In questo quadro le doglianze della ricorrente si rivelano senza fondamento, perché esse tendono in realtà non a contestare l'esattezza dei principi interpretativi applicati dalla sentenza impugnata, ma, piuttosto, a rimettere in discussione in questa sede la valutazione delle risultanze probatorie già esaurientemente compiuta dal giudice del merito.

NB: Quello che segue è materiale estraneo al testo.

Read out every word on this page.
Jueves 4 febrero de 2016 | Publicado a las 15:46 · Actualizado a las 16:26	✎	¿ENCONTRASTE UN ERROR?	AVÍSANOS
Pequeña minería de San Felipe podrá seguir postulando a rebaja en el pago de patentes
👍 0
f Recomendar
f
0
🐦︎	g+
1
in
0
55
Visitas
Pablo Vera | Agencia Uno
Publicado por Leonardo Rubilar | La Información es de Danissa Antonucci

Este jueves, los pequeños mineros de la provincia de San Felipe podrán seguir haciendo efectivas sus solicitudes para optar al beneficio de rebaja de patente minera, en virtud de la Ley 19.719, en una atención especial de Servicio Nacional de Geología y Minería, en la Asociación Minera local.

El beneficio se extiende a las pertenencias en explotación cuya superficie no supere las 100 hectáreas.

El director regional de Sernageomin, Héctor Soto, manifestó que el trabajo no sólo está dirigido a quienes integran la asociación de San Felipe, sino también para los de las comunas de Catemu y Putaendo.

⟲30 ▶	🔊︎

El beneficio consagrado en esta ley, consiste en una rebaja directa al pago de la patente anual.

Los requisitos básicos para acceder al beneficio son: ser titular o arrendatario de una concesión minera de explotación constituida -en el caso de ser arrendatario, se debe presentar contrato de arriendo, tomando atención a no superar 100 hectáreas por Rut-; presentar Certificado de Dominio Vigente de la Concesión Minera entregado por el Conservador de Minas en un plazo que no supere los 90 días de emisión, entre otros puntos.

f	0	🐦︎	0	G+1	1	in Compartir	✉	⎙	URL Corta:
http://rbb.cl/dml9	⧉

4. Egualmente infondate, ai fini del controllo che compete a questa Corte sull'iter logico e giuridico seguito dal giudice del merito nell'apprezzamento delle risultanze processuali, sono le censure (quarto e quinto motivo del ricorso) mosse alla mancata ammissione dei mezzi istruttori richiesti dal Banco di Sicilia (acquisizione di chiarimenti sulle modalità di pagamento delle attrezzature dell'esercizio di macelleria da parte dell'acquirente e istanza di produzione delle bollette ENEL nel periodo gennaio-dicembre 1983, dirette a dimostrare la prosecuzione dell'attività commerciale della fallita), perché non è possibile cogliere nella doglianza il carattere decisivo dei mezzi stessi, idoneo a determinare una soluzione della controversia diversa da quella adottata.

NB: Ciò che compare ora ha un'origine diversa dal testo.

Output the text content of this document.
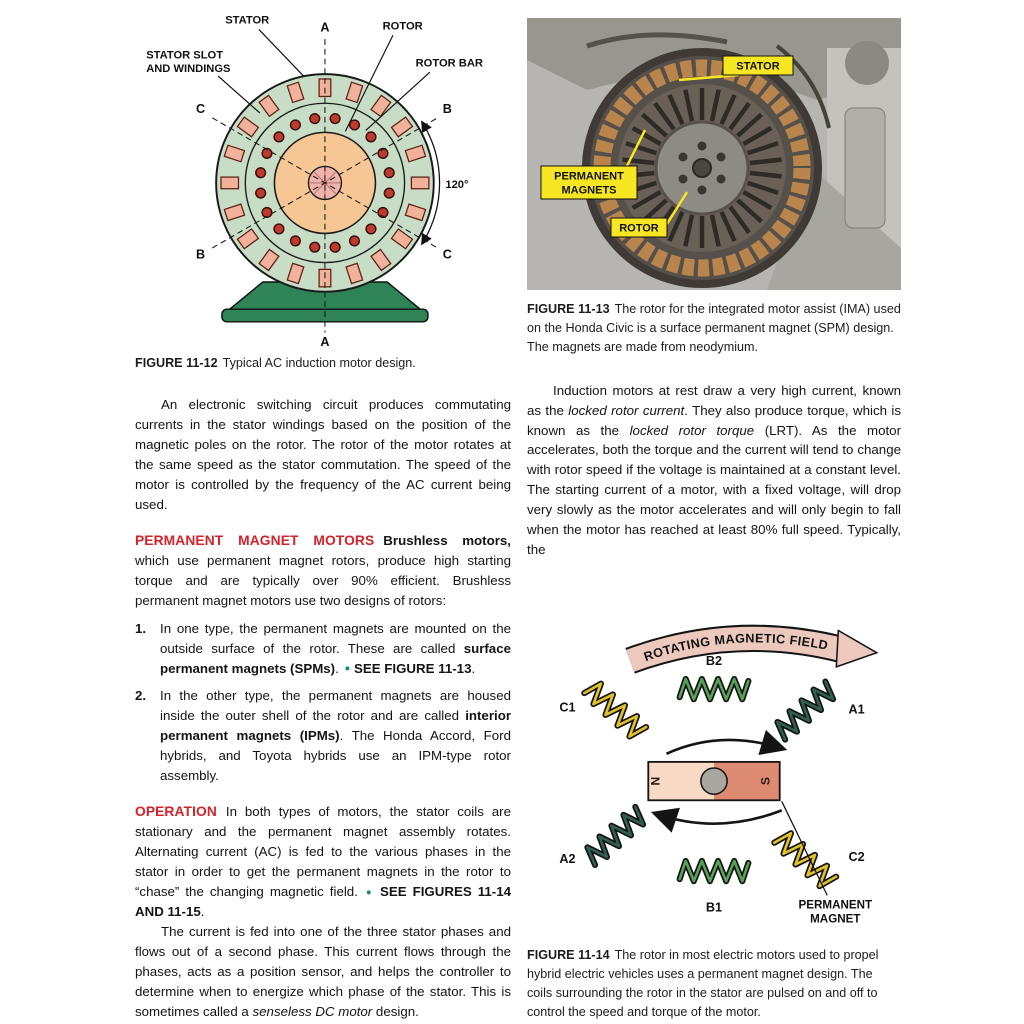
120°
A
A
B
B
C
C
STATOR	ROTOR
ROTOR BAR
STATOR SLOT
AND WINDINGS

FIGURE 11-12 Typical AC induction motor design.

An electronic switching circuit produces commutating currents in the stator windings based on the position of the magnetic poles on the rotor. The rotor of the motor rotates at the same speed as the stator commutation. The speed of the motor is controlled by the frequency of the AC current being used.

PERMANENT MAGNET MOTORS Brushless motors, which use permanent magnet rotors, produce high starting torque and are typically over 90% efficient. Brushless permanent magnet motors use two designs of rotors:

1.	In one type, the permanent magnets are mounted on the outside surface of the rotor. These are called surface permanent magnets (SPMs). ● SEE FIGURE 11-13.

2.	In the other type, the permanent magnets are housed inside the outer shell of the rotor and are called interior permanent magnets (IPMs). The Honda Accord, Ford hybrids, and Toyota hybrids use an IPM-type rotor assembly.

OPERATION In both types of motors, the stator coils are stationary and the permanent magnet assembly rotates. Alternating current (AC) is fed to the various phases in the stator in order to get the permanent magnets in the rotor to “chase” the changing magnetic field. ● SEE FIGURES 11-14 AND 11-15.

The current is fed into one of the three stator phases and flows out of a second phase. This current flows through the phases, acts as a position sensor, and helps the controller to determine when to energize which phase of the stator. This is sometimes called a senseless DC motor design.

STATOR
PERMANENT
MAGNETS
ROTOR

FIGURE 11-13 The rotor for the integrated motor assist (IMA) used on the Honda Civic is a surface permanent magnet (SPM) design. The magnets are made from neodymium.

Induction motors at rest draw a very high current, known as the locked rotor current. They also produce torque, which is known as the locked rotor torque (LRT). As the motor accelerates, both the torque and the current will tend to change with rotor speed if the voltage is maintained at a constant level. The starting current of a motor, with a fixed voltage, will drop very slowly as the motor accelerates and will only begin to fall when the motor has reached at least 80% full speed. Typically, the

ROTATING MAGNETIC FIELD
B2
A1
C2
B1
A2
C1
N	S
PERMANENT
MAGNET

FIGURE 11-14 The rotor in most electric motors used to propel hybrid electric vehicles uses a permanent magnet design. The coils surrounding the rotor in the stator are pulsed on and off to control the speed and torque of the motor.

5. Col terzo motivo si denuncia la violazione e la falsa applicazione dell'art. 246 c.p.c., degli artt. 2721 e 2724 c.c., nonché carenza di motivazione. Il ricorrente sostiene che la Corte di appello abbia errato nel non ammettere la prova testimoniale del legale rappresentante della Trinacria Carni s.r.l., ormai non più incapace di deporre, a seguito del fallimento della società stessa; prova da cui sarebbe potuto emergere che i vari assegni erano stati emessi e rilasciati in pagamento di esposizioni della fallita e che anche gli altri ordinatari erano commercianti di carni. La censura non ha consistenza.

La Corte di appello non ha ammesso la prova testimoniale del legale rappresentante della s.r.l. Trinacria, in quanto detta società - convenuta in giudizio dal Banco di Sicilia con l'azione di ripetizione e condannata a restituire all'attore l'importo risultante dal titolo - era parte in causa; ed il sopravvenuto fallimento della società non poteva incidere sul principio di incompatibilità tra la qualità di testimone e quella di parte del medesimo giudizio, perché (a prescindere da ogni altro rilievo) nella specie il fallimento non si era costituito in giudizio e l'apertura della procedura concorsuale nei confronti della Trinacria non privava, di per sè, il teste della qualità di rappresentante processuale della società, titolare del rapporto sostanziale dedotto con l'azione di ripetizione, chiamata in causa dalla banca.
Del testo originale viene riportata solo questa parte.